ATI RN
RN ATI Capstone Proctored Comprehensive Assessment Form A
1. What are the main differences between a stroke caused by ischemia and one caused by hemorrhage?
- A. Blockage in a blood vessel supplying the brain
- B. Bleeding in the brain due to a ruptured aneurysm
- C. Administering thrombolytics if within the treatment window
- D. Avoiding anticoagulants and preparing for surgery
Correct answer: A
Rationale: The correct answer is A: "Blockage in a blood vessel supplying the brain." Ischemic stroke is caused by a blockage in a blood vessel supplying the brain, leading to reduced blood flow. Hemorrhagic stroke, on the other hand, is caused by bleeding in the brain due to a ruptured blood vessel. Choices B, C, and D are incorrect. Administering thrombolytics, avoiding anticoagulants, and preparing for surgery are specific management strategies that may apply to ischemic or hemorrhagic strokes but do not define the main differences between the two types of strokes.
2. A client has a new prescription for lisinopril. Which of the following statements indicates an understanding of the teaching?
- A. I should take this medication with food
- B. I should report a cough to my provider
- C. I should expect to have facial swelling when taking this medication
- D. I should increase my intake of potassium-rich foods
Correct answer: B
Rationale: The correct answer is B. Reporting a cough is crucial when taking lisinopril as it can be a sign of a serious side effect, such as angioedema or cough associated with ACE inhibitors. Option A is incorrect because lisinopril can be taken with or without food. Option C is incorrect as facial swelling is not an expected side effect of lisinopril. Option D is incorrect because lisinopril can cause hyperkalemia, so increasing potassium-rich foods without healthcare provider guidance can be dangerous.

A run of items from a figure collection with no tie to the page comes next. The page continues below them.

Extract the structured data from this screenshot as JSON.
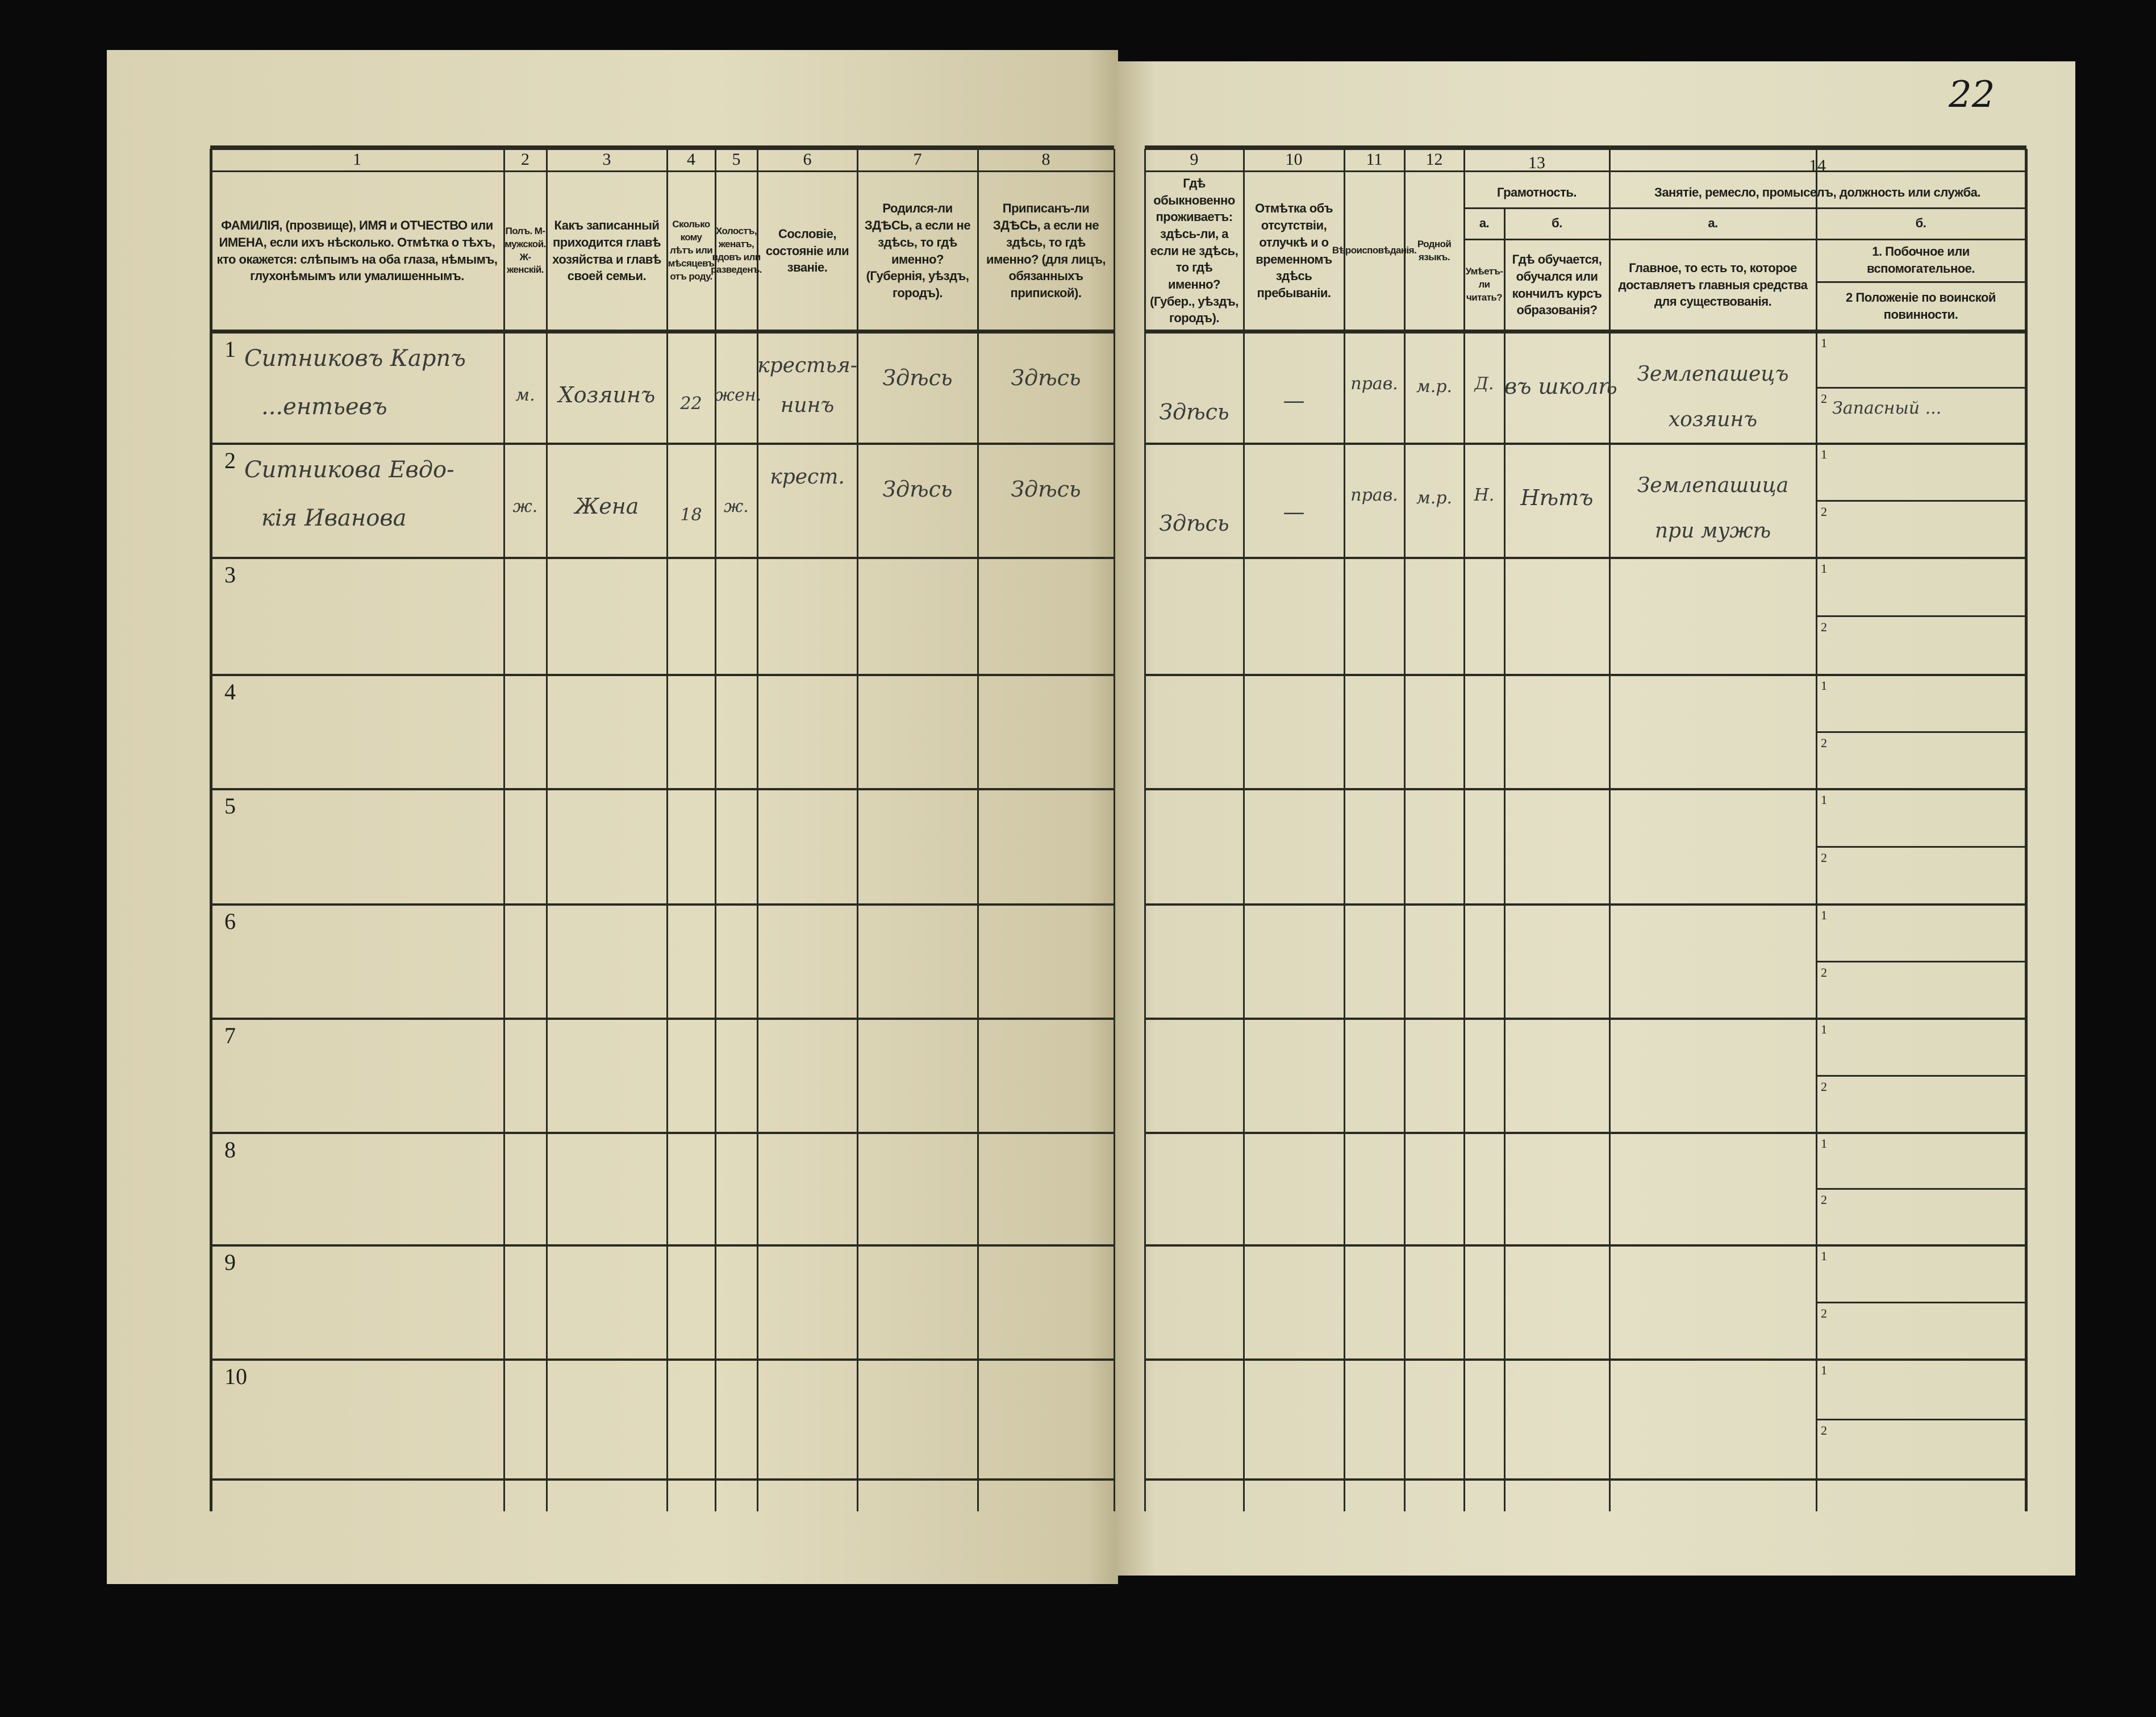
{
  "page_number": "22",
  "columns": {
    "c1": {
      "num": "1",
      "text": "ФАМИЛІЯ, (прозвище), ИМЯ и ОТЧЕСТВО или ИМЕНА, если ихъ нѣсколько. Отмѣтка о тѣхъ, кто окажется: слѣпымъ на оба глаза, нѣмымъ, глухонѣмымъ или умалишеннымъ."
    },
    "c2": {
      "num": "2",
      "text": "Полъ. М-мужской. Ж-женскій."
    },
    "c3": {
      "num": "3",
      "text": "Какъ записанный приходится главѣ хозяйства и главѣ своей семьи."
    },
    "c4": {
      "num": "4",
      "text": "Сколько кому лѣтъ или мѣсяцевъ отъ роду."
    },
    "c5": {
      "num": "5",
      "text": "Холостъ, женатъ, вдовъ или разведенъ."
    },
    "c6": {
      "num": "6",
      "text": "Сословіе, состояніе или званіе."
    },
    "c7": {
      "num": "7",
      "text": "Родился-ли ЗДѢСЬ, а если не здѣсь, то гдѣ именно? (Губернія, уѣздъ, городъ)."
    },
    "c8": {
      "num": "8",
      "text": "Приписанъ-ли ЗДѢСЬ, а если не здѣсь, то гдѣ именно? (для лицъ, обязанныхъ припиской)."
    },
    "c9": {
      "num": "9",
      "text": "Гдѣ обыкновенно проживаетъ: здѣсь-ли, а если не здѣсь, то гдѣ именно? (Губер., уѣздъ, городъ)."
    },
    "c10": {
      "num": "10",
      "text": "Отмѣтка объ отсутствіи, отлучкѣ и о временномъ здѣсь пребываніи."
    },
    "c11": {
      "num": "11",
      "text": "Вѣроисповѣданія."
    },
    "c12": {
      "num": "12",
      "text": "Родной языкъ."
    },
    "c13": {
      "num": "13",
      "title": "Грамотность.",
      "a_label": "а.",
      "a_text": "Умѣетъ-ли читать?",
      "b_label": "б.",
      "b_text": "Гдѣ обучается, обучался или кончилъ курсъ образованія?"
    },
    "c14": {
      "num": "14",
      "title": "Занятіе, ремесло, промыселъ, должность или служба.",
      "a_label": "а.",
      "a_text": "Главное, то есть то, которое доставляетъ главныя средства для существованія.",
      "b_label": "б.",
      "b_text1": "1. Побочное или вспомогательное.",
      "b_text2": "2 Положеніе по воинской повинности."
    }
  },
  "sub_labels": [
    "1",
    "2"
  ],
  "rows": [
    {
      "n": "1",
      "c1a": "Ситниковъ Карпъ",
      "c1b": "...ентьевъ",
      "c2": "м.",
      "c3": "Хозяинъ",
      "c4": "22",
      "c5": "жен.",
      "c6a": "крестья-",
      "c6b": "нинъ",
      "c7": "Здѣсь",
      "c8": "Здѣсь",
      "c9": "Здѣсь",
      "c10": "—",
      "c11": "прав.",
      "c12": "м.р.",
      "c13a": "Д.",
      "c13b": "въ школѣ",
      "c14a1": "Землепашецъ",
      "c14a2": "хозяинъ",
      "c14b1": "",
      "c14b2": "Запасный ..."
    },
    {
      "n": "2",
      "c1a": "Ситникова Евдо-",
      "c1b": "кія Иванова",
      "c2": "ж.",
      "c3": "Жена",
      "c4": "18",
      "c5": "ж.",
      "c6a": "крест.",
      "c6b": "",
      "c7": "Здѣсь",
      "c8": "Здѣсь",
      "c9": "Здѣсь",
      "c10": "—",
      "c11": "прав.",
      "c12": "м.р.",
      "c13a": "Н.",
      "c13b": "Нѣтъ",
      "c14a1": "Землепашица",
      "c14a2": "при мужѣ",
      "c14b1": "",
      "c14b2": ""
    },
    {
      "n": "3"
    },
    {
      "n": "4"
    },
    {
      "n": "5"
    },
    {
      "n": "6"
    },
    {
      "n": "7"
    },
    {
      "n": "8"
    },
    {
      "n": "9"
    },
    {
      "n": "10"
    }
  ]
}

3. A patient with heart failure has gained 5 pounds in the last 3 days. What is the nurse's priority intervention?
- A. Restrict the patient's fluid intake.
- B. Monitor the patient's daily weight.
- C. Administer diuretics as prescribed.
- D. Increase the patient's salt intake to promote fluid balance.
Correct answer: B
Rationale: The correct answer is to monitor the patient's daily weight. In heart failure, sudden weight gain indicates fluid retention, which can worsen the condition. Monitoring daily weight helps in early detection of fluid accumulation, allowing timely intervention. Restricting fluid intake (choice A) may be necessary but is not the priority at this point. Administering diuretics (choice C) should be done based on healthcare provider orders, not the nurse's independent decision. Increasing salt intake (choice D) is contraindicated in heart failure as it can exacerbate fluid retention.
4. Which intervention will best help a patient with chronic pain maintain mobility?
- A. Provide the patient with opioids to control pain.
- B. Encourage stretching exercises to improve flexibility.
- C. Teach the patient to use assistive devices like a cane.
- D. Recommend complete bed rest until the pain subsides.
Correct answer: B
Rationale: Encouraging stretching exercises is the most appropriate nursing intervention to help a patient with chronic pain maintain mobility. Stretching exercises can improve flexibility, prevent stiffness, and promote better range of motion in patients with chronic pain. Providing opioids (Choice A) may help control pain but does not directly address mobility. Teaching the patient to use assistive devices (Choice C) may be beneficial but does not focus on improving mobility directly. Recommending complete bed rest (Choice D) can lead to deconditioning and further loss of mobility, which is not recommended for chronic pain management.
5. A nurse is teaching a client about foods that are included on a clear liquid diet. Which of the following food choices made by the client indicates the need for further teaching?
- A. Gelatin
- B. Broth
- C. Popsicle
- D. Yogurt
Correct answer: D
Rationale: The correct answer is D, Yogurt. Yogurt is not part of a clear liquid diet. A clear liquid diet includes transparent or translucent liquids such as gelatin, broth, and popsicles. Yogurt is a thicker consistency and contains solid particles, making it inappropriate for a clear liquid diet. Choices A, B, and C are suitable options for a client following a clear liquid diet.